Vhils foi gravar os rostos de moradores nas ruínas do 6 de Maio


Graffiter mundialmente conhecido foi homenagear moradores de um bairro que está em processo de despejo. Pintou-os nas ruínas para lembrar que, “quando se destrói as paredes sem dar alternativa, é a vida da pessoa que se destrói também”.
Por Joana Gorjão Henriques "Público"

Vhils pôs o músico Katuta Branca e a cabo-verdiana Ondina Tavares a viverem como vizinhos outra vez. Os dois moraram em frente um ao outro durante anos, no bairro 6 de Maio (Amadora). Mas, seis meses depois de a polícia ter batido à porta desta mulher, mandando-a sair para lhe poder demolir a casa, o edifício hoje resume-se apenas a escombros – e a sua vida continua num impasse.

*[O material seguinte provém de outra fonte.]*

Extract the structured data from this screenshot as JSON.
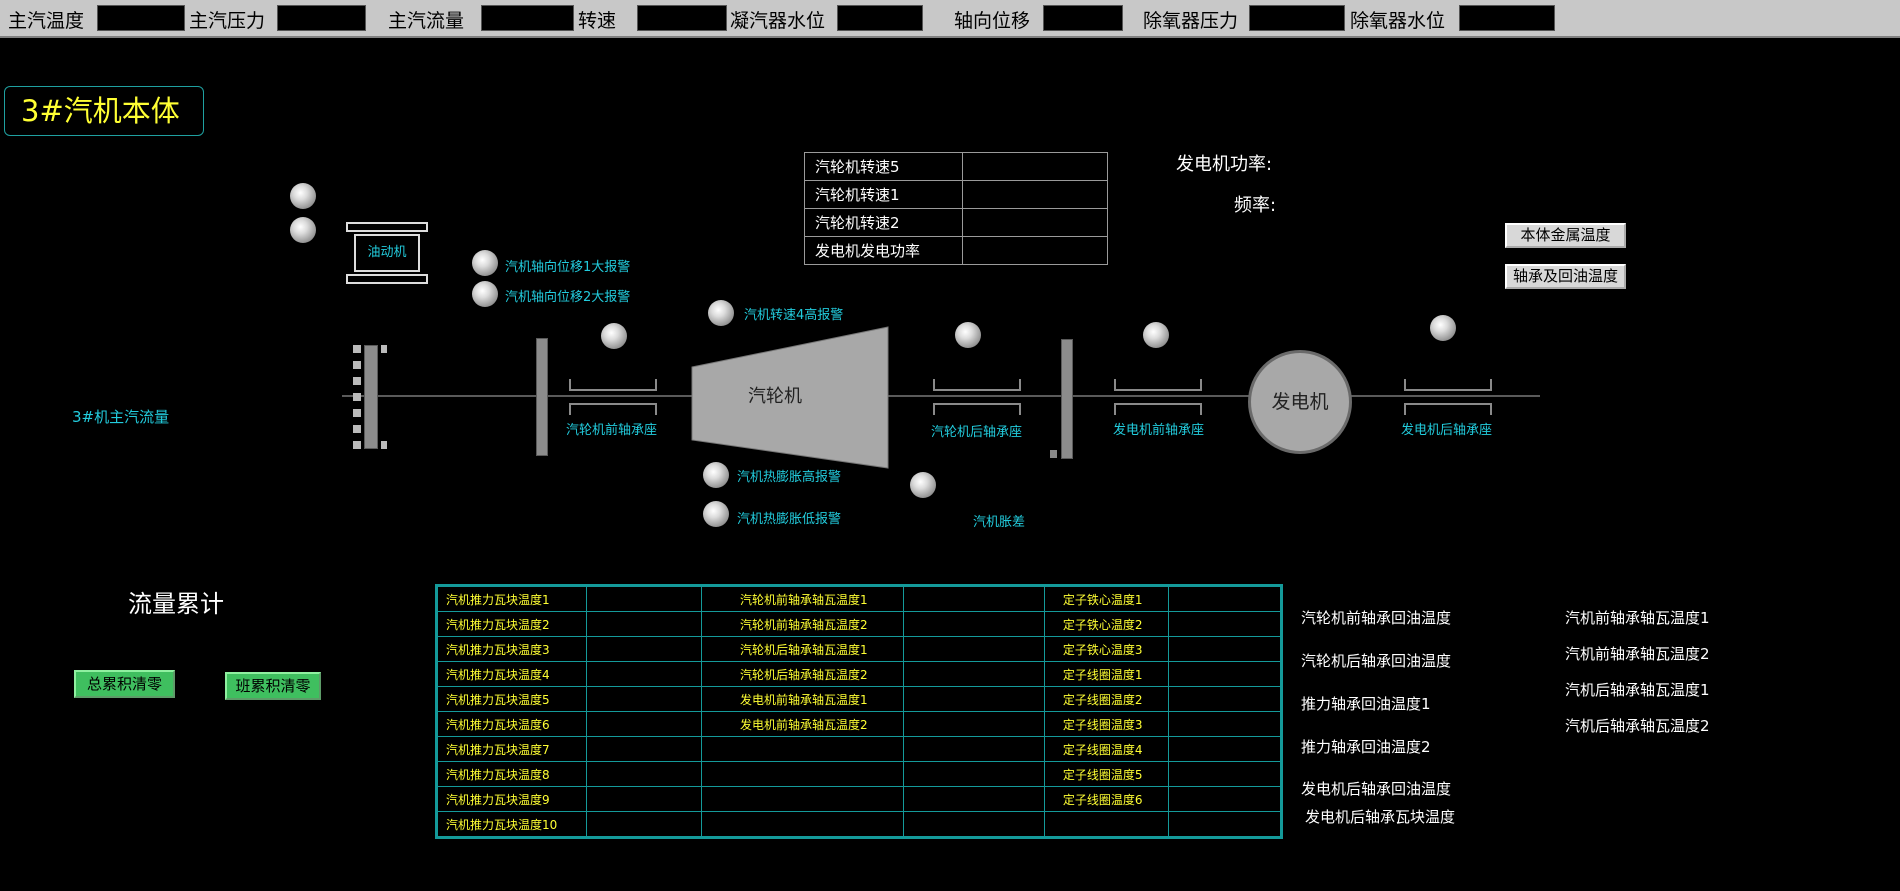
{
  "header": {
    "labels": [
      "主汽温度",
      "主汽压力",
      "主汽流量",
      "转速",
      "凝汽器水位",
      "轴向位移",
      "除氧器压力",
      "除氧器水位"
    ]
  },
  "page_title": "3#汽机本体",
  "equipment": {
    "oil_pump": "油动机",
    "turbine": "汽轮机",
    "generator": "发电机",
    "main_steam_flow": "3#机主汽流量",
    "bearings": [
      "汽轮机前轴承座",
      "汽轮机后轴承座",
      "发电机前轴承座",
      "发电机后轴承座"
    ],
    "differential_expansion": "汽机胀差"
  },
  "alarms": {
    "axial1": "汽机轴向位移1大报警",
    "axial2": "汽机轴向位移2大报警",
    "speed4": "汽机转速4高报警",
    "exp_high": "汽机热膨胀高报警",
    "exp_low": "汽机热膨胀低报警"
  },
  "speed_table": [
    {
      "label": "汽轮机转速5",
      "value": ""
    },
    {
      "label": "汽轮机转速1",
      "value": ""
    },
    {
      "label": "汽轮机转速2",
      "value": ""
    },
    {
      "label": "发电机发电功率",
      "value": ""
    }
  ],
  "generator_power_label": "发电机功率:",
  "frequency_label": "频率:",
  "buttons": {
    "metal_temp": "本体金属温度",
    "bearing_oil_temp": "轴承及回油温度",
    "total_reset": "总累积清零",
    "shift_reset": "班累积清零"
  },
  "flow_total_label": "流量累计",
  "temp_table": {
    "col1": [
      "汽机推力瓦块温度1",
      "汽机推力瓦块温度2",
      "汽机推力瓦块温度3",
      "汽机推力瓦块温度4",
      "汽机推力瓦块温度5",
      "汽机推力瓦块温度6",
      "汽机推力瓦块温度7",
      "汽机推力瓦块温度8",
      "汽机推力瓦块温度9",
      "汽机推力瓦块温度10"
    ],
    "col2": [
      "汽轮机前轴承轴瓦温度1",
      "汽轮机前轴承轴瓦温度2",
      "汽轮机后轴承轴瓦温度1",
      "汽轮机后轴承轴瓦温度2",
      "发电机前轴承轴瓦温度1",
      "发电机前轴承轴瓦温度2",
      "",
      "",
      "",
      ""
    ],
    "col3": [
      "定子铁心温度1",
      "定子铁心温度2",
      "定子铁心温度3",
      "定子线圈温度1",
      "定子线圈温度2",
      "定子线圈温度3",
      "定子线圈温度4",
      "定子线圈温度5",
      "定子线圈温度6",
      ""
    ]
  },
  "right_labels_1": [
    "汽轮机前轴承回油温度",
    "汽轮机后轴承回油温度",
    "推力轴承回油温度1",
    "推力轴承回油温度2",
    "发电机后轴承回油温度",
    "发电机后轴承瓦块温度"
  ],
  "right_labels_2": [
    "汽机前轴承轴瓦温度1",
    "汽机前轴承轴瓦温度2",
    "汽机后轴承轴瓦温度1",
    "汽机后轴承轴瓦温度2"
  ]
}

Ondina mudou-se para o interior do bairro, para o antigo apartamento dos pais, que ficou em nome do irmão, o proprietário oficial, encontrando assim uma solução provisória. Hoje já não dá logo de caras com Katuta Branca, um dos rostos icónicos deste bairro na periferia de Lisboa, conhecido pela música que ficou registada em enciclopédia. Porém, nesta sexta-feira de manhã, quando acordou, viu o seu rosto e o de Katuta Branca lado a lado nas paredes de duas casas demolidas, pintados pelo artista que ficou mundialmente conhecido pelos seus graffiti.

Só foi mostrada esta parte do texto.